Workers initiate all connections. Each worker opens an outbound WebSocket control socket to the orchestrator for receiving step assignments and reporting results. A separate HTTP/2 data plane handles bulk transfers — step inputs, output artifacts, streamed logs. Because the worker connects outward, the orchestrator never needs to reach into the worker's network. This matters in environments where workers sit behind NATs, firewalls, or ephemeral cloud networking: the worker only needs to know where the orchestrator is, not the other way around.

A worker is stateless compute. It receives a step to execute, runs it, streams results back, and moves on. It holds no credentials, no definitions, no persistent data. If a worker disappears — its container is reclaimed, its spot instance is terminated — the orchestrator notices the dropped connection and can reassign the step. Nothing is lost because nothing lived on the worker in the first place.

The orchestrator, by contrast, is durable. It persists run state to disk, stores step outputs in its datastores, and manages the vault. A restarted orchestrator recovers its runs; a restarted worker just reconnects and asks for more work.

Executors: local and remote

The mechanism that decides where a step runs is the executor. An executor is a named target for step execution. Swamp ships two built-in executors:

Local loopback is the default. It runs steps inside the orchestrator process itself. There is no network overhead, no serialization boundary — the step executes as if the workflow engine called the model method directly. This is what happens when no executor is specified, and it is what most single-machine workflows use.

Remote worker sends the step to a connected worker for execution. The orchestrator serializes the step's inputs, transmits them over the data plane, and waits for results to stream back. From the workflow's perspective, the step behaves identically — it produces the same outputs, writes the same data — but the compute happened elsewhere.

A remote worker can use any runtime internally; the orchestrator does not care how the worker executes the step, only that it reports results through the control socket. See the remote execution reference for the specifics.

Capability proxying

The design principle behind stateless workers is that every capability lives on the orchestrator. Workers do not hold credentials. They do not cache definitions. They do not maintain their own datastores. Instead, every access that a step needs — reading from a datastore, resolving a vault secret, looking up a model definition — is proxied back through the orchestrator.

When a step running on a worker calls context.queryData(), that call does not hit a local datastore.

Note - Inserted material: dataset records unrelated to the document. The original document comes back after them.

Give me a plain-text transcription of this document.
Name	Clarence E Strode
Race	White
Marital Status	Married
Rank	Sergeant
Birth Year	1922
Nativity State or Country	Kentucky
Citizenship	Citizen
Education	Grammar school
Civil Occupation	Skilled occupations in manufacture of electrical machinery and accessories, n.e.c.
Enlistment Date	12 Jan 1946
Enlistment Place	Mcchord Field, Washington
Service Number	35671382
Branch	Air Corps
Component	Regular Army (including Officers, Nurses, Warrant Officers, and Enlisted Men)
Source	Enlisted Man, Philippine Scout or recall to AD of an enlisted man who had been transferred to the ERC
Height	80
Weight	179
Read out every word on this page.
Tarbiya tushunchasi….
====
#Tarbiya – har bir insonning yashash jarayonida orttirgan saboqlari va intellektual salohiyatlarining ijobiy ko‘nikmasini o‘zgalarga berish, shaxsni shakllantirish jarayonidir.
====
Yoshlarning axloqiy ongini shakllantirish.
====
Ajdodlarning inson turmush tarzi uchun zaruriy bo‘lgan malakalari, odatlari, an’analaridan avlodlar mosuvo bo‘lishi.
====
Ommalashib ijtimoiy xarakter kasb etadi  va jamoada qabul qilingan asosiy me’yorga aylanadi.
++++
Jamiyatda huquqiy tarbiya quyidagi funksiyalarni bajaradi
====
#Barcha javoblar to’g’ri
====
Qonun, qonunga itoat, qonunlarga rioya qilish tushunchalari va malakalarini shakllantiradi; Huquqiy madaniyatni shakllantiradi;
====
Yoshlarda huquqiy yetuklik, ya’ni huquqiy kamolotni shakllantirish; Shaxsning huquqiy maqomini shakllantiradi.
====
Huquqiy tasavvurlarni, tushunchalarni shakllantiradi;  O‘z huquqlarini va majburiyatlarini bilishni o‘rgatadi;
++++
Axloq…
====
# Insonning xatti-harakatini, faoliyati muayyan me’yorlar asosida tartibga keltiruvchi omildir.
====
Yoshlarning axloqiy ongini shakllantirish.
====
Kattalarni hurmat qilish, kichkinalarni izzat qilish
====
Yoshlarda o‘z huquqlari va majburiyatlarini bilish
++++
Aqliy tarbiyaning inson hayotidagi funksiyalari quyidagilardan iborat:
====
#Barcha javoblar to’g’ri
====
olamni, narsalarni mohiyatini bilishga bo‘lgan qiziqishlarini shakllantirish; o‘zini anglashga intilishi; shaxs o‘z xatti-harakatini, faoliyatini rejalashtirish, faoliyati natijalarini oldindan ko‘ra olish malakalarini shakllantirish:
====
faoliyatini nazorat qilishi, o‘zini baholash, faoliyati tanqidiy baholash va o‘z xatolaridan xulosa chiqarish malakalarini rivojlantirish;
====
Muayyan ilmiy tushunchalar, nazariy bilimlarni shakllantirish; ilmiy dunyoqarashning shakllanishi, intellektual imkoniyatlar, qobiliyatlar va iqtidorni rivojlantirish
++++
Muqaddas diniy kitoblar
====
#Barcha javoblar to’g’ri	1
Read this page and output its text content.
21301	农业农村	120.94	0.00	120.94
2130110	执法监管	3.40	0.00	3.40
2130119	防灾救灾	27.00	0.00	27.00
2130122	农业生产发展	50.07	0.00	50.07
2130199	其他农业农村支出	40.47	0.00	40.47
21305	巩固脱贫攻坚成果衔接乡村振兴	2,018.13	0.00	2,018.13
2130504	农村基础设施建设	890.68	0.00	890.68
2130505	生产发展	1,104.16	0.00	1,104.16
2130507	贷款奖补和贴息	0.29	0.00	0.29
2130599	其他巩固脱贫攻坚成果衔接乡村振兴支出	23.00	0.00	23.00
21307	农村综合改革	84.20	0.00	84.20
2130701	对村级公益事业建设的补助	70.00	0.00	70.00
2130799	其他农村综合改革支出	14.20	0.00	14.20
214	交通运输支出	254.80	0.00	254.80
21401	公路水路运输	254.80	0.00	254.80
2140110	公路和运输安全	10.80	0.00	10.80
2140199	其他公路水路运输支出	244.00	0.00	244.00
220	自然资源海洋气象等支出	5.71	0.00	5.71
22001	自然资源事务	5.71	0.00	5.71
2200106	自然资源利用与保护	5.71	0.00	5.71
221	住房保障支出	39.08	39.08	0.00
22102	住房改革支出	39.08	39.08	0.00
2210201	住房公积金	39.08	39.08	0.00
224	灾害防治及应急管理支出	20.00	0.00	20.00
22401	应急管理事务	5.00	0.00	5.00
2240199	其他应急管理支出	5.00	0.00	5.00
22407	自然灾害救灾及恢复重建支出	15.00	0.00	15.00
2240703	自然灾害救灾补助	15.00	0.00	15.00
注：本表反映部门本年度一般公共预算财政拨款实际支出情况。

It is serialized, sent back to the orchestrator over the data plane, executed against the orchestrator's datastore, and the result is returned to the worker. The same applies to vault resolution: when a step references a secret, the orchestrator resolves it from its vault provider and sends back the plaintext value over the encrypted connection. The worker never sees the vault configuration, never knows which provider backs it, and never persists the secret.

This proxy model has three consequences worth understanding.

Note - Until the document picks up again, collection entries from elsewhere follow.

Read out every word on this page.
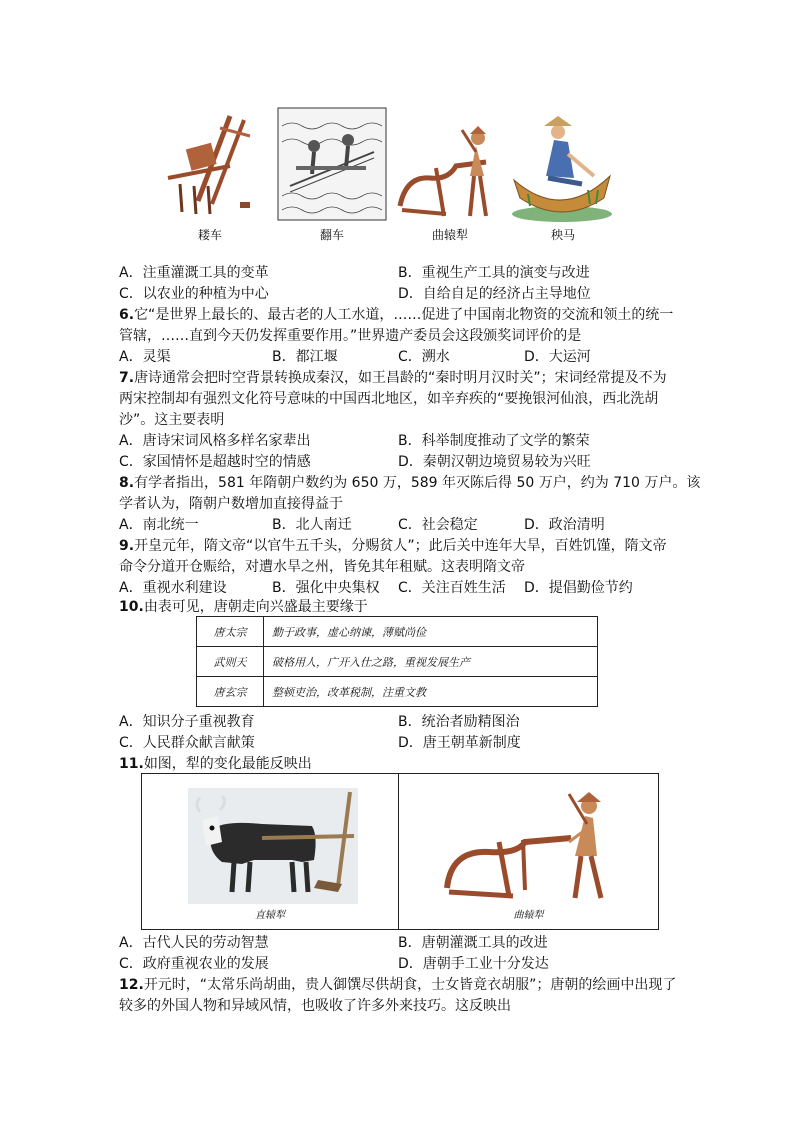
耧车	翻车	曲辕犁	秧马
A．注重灌溉工具的变革	B．重视生产工具的演变与改进
C．以农业的种植为中心	D．自给自足的经济占主导地位
6.它“是世界上最长的、最古老的人工水道，……促进了中国南北物资的交流和领土的统一
管辖，……直到今天仍发挥重要作用。”世界遗产委员会这段颁奖词评价的是
A．灵渠	B．都江堰	C．溯水	D．大运河
7.唐诗通常会把时空背景转换成秦汉，如王昌龄的“秦时明月汉时关”；宋词经常提及不为
两宋控制却有强烈文化符号意味的中国西北地区，如辛弃疾的“要挽银河仙浪，西北洗胡
沙”。这主要表明
A．唐诗宋词风格多样名家辈出	B．科举制度推动了文学的繁荣
C．家国情怀是超越时空的情感	D．秦朝汉朝边境贸易较为兴旺
8.有学者指出，581 年隋朝户数约为 650 万，589 年灭陈后得 50 万户，约为 710 万户。该
学者认为，隋朝户数增加直接得益于
A．南北统一	B．北人南迁	C．社会稳定	D．政治清明
9.开皇元年，隋文帝“以官牛五千头，分赐贫人”；此后关中连年大旱，百姓饥馑，隋文帝
命令分道开仓赈给，对遭水旱之州，皆免其年租赋。这表明隋文帝
A．重视水利建设	B．强化中央集权 C．关注百姓生活 D．提倡勤俭节约
10.由表可见，唐朝走向兴盛最主要缘于
唐太宗	勤于政事，虚心纳谏，薄赋尚俭
武则天	破格用人，广开入仕之路，重视发展生产
唐玄宗	整顿吏治，改革税制，注重文教
A．知识分子重视教育	B．统治者励精图治
C．人民群众献言献策	D．唐王朝革新制度
11.如图，犁的变化最能反映出
直辕犁	曲辕犁
A．古代人民的劳动智慧	B．唐朝灌溉工具的改进
C．政府重视农业的发展	D．唐朝手工业十分发达
12.开元时，“太常乐尚胡曲，贵人御馔尽供胡食，士女皆竟衣胡服”；唐朝的绘画中出现了
较多的外国人物和异域风情，也吸收了许多外来技巧。这反映出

Workers are disposable. Because a worker holds no state and no credentials, it can be created and destroyed freely. Autoscalers can add workers under load and remove them when idle. A compromised worker reveals nothing beyond the secrets it was actively using for in-flight steps — and those secrets are transient, resolved per-step, not cached.

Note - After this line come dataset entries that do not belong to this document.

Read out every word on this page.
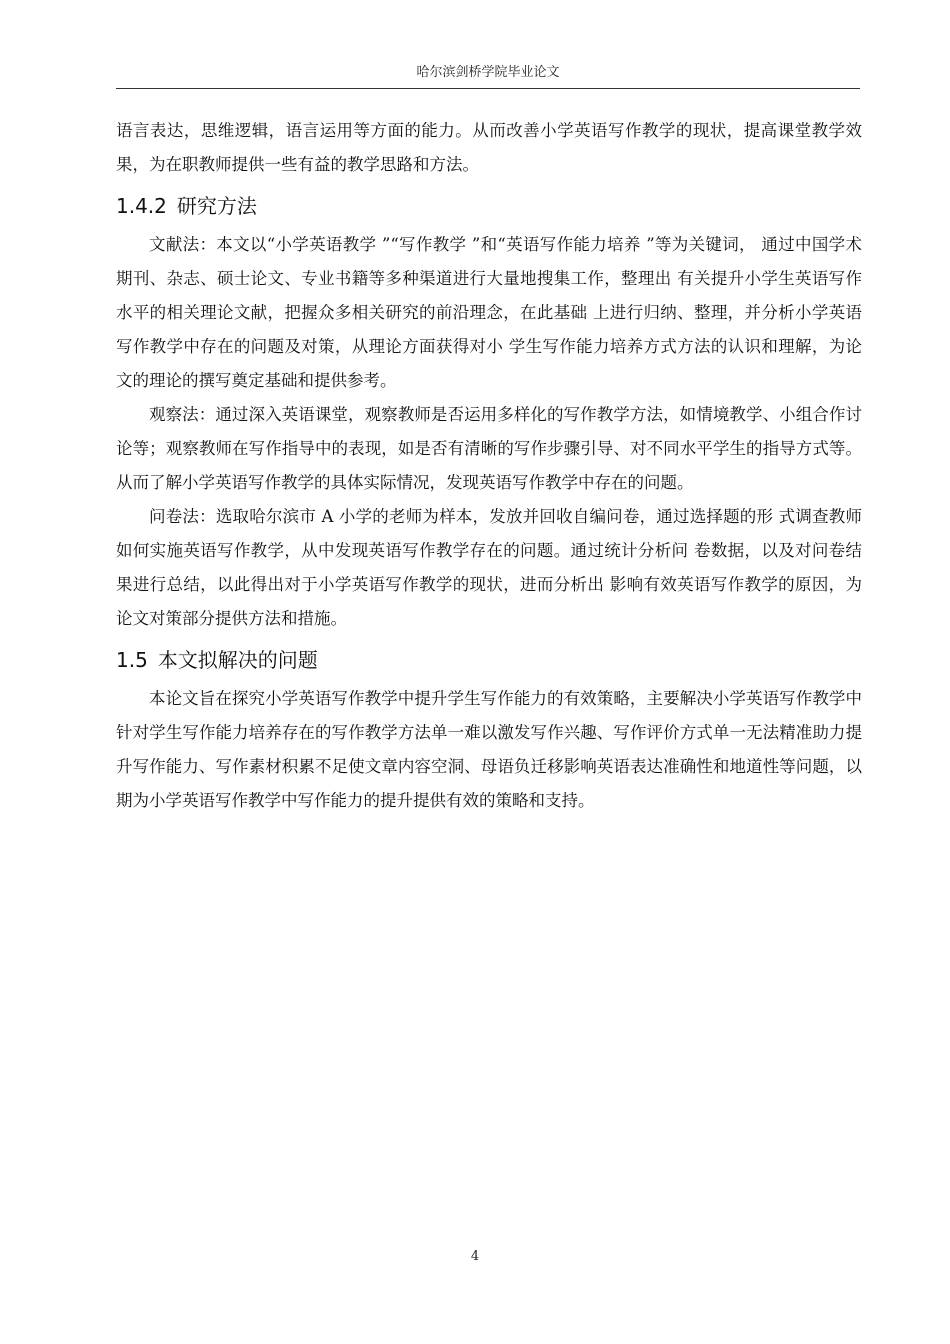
哈尔滨剑桥学院毕业论文

语言表达，思维逻辑，语言运用等方面的能力。从而改善小学英语写作教学的现状，提高课堂教学效果，为在职教师提供一些有益的教学思路和方法。

1.4.2 研究方法

文献法：本文以“小学英语教学 ”“写作教学 ”和“英语写作能力培养 ”等为关键词， 通过中国学术期刊、杂志、硕士论文、专业书籍等多种渠道进行大量地搜集工作，整理出 有关提升小学生英语写作水平的相关理论文献，把握众多相关研究的前沿理念，在此基础 上进行归纳、整理，并分析小学英语写作教学中存在的问题及对策，从理论方面获得对小 学生写作能力培养方式方法的认识和理解，为论文的理论的撰写奠定基础和提供参考。

观察法：通过深入英语课堂，观察教师是否运用多样化的写作教学方法，如情境教学、小组合作讨论等；观察教师在写作指导中的表现，如是否有清晰的写作步骤引导、对不同水平学生的指导方式等。从而了解小学英语写作教学的具体实际情况，发现英语写作教学中存在的问题。

问卷法：选取哈尔滨市 A 小学的老师为样本，发放并回收自编问卷，通过选择题的形 式调查教师如何实施英语写作教学，从中发现英语写作教学存在的问题。通过统计分析问 卷数据，以及对问卷结果进行总结，以此得出对于小学英语写作教学的现状，进而分析出 影响有效英语写作教学的原因，为论文对策部分提供方法和措施。

1.5 本文拟解决的问题

本论文旨在探究小学英语写作教学中提升学生写作能力的有效策略，主要解决小学英语写作教学中针对学生写作能力培养存在的写作教学方法单一难以激发写作兴趣、写作评价方式单一无法精准助力提升写作能力、写作素材积累不足使文章内容空洞、母语负迁移影响英语表达准确性和地道性等问题，以期为小学英语写作教学中写作能力的提升提供有效的策略和支持。

4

The orchestrator is the security boundary. All access control decisions happen at the orchestrator. A worker cannot request a secret its step does not reference. It cannot query data outside the scope the orchestrator grants. The orchestrator mediates every interaction, which means the trust model is simple: trust the orchestrator, verify the workers through enrollment tokens.

Latency is a trade-off. Every proxied call adds a network round-trip. For steps that make many small datastore queries, the overhead can add up. This is an intentional trade-off: centralized control over distributed performance. For most workloads, the round-trips are negligible compared to the step's own execution time. For latency-sensitive patterns, the security reference discusses what is and is not proxied.

How the pieces connect

The orchestrator starts and listens for worker connections. Workers connect, authenticate via enrollment tokens, and advertise their availability. When a workflow reaches a step assigned to a remote executor, the orchestrator selects a connected worker, transmits the step, and waits for results.

From the workflow author's perspective, remote execution changes where a step runs but not how it behaves. Data chaining, vault references, and output recording all work identically. The workflow does not need to know whether a step ran locally or on a machine across the network — the orchestrator handles that distinction.

The remote execution tutorial walks through setting up an orchestrator and connecting a worker. The worker commands reference covers the commands involved. The enrollment tokens reference explains how workers authenticate, and the security reference details the trust model and what the proxy boundary protects.